Maybe it's on Tuesday, when everything's over and almost forgotten, when the rotten feeling of forgetting floods over me.
To people outside of religion, sociologists and anthropologists and others who study how humans beings behave, the acts of any religion are remembering rituals.
In Catholicism, the priest raises the cup of wine and the bread and he says, "Let us remember that Jesus is here and will return." Baptists gather their children together every summer to teach them memorable songs and very simple bible verses, saying, "Remember God loves you so much he came down to earth." The Jews eat bitter herbs, each year, and a child asks why.
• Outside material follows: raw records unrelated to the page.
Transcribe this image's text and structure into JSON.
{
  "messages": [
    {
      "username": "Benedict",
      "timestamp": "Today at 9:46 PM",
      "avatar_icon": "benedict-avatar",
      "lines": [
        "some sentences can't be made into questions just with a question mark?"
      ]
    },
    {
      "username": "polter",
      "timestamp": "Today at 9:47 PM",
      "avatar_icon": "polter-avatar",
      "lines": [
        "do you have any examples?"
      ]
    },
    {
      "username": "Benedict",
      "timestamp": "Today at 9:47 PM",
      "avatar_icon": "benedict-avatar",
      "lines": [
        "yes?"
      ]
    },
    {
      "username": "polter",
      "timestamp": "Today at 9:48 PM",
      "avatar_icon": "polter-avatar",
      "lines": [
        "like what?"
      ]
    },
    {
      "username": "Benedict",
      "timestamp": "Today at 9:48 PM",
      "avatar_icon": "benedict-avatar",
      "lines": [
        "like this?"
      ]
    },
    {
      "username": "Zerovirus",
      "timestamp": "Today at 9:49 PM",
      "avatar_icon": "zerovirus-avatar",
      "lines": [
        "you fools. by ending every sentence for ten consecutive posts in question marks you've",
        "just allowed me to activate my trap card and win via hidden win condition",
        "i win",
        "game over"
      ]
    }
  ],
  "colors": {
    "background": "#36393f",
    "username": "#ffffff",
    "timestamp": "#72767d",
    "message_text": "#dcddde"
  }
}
An elder says, "So we remember how we were once slaves." In Islam, people pray five times a day, facing a certain way, remembering how Muhammad received a revelation.
A religion isn't even considered a religion unless it does this -- unless it gives people a way to remember. Any community of the faithful, to be a community of the faithful, will come together assenting to two things: First, that there are certain things they believe, and, second, that there is a common way to act that out -- perform the faith, remember the great act of redemption through repetition.
Communities do this, too. Families do this, remembering important things through stories and annual events, marking the important things that define us, that make us who we are.
And nations, too.
Nations need ways to memorialize, ways to pick out important themes in their histories, tenants in their beliefs and traits in their character. They need to remember to survive, and they need a way where every member can do something to mark the memorial.
Whoever we say we are, we have to have a way to remember, when we remember who we are.
Every Memorial Day, I have this angst again, as if it were the tradition. I find I buy flags I don't need, sing songs I don't remember, troll the TV and the Internet to read names I don't know, and always, sometime in the late afternoon, I think I should just jump in the car, drive to the border and find some fireworks to explode.
I know I'm supposed to remember, but remember how?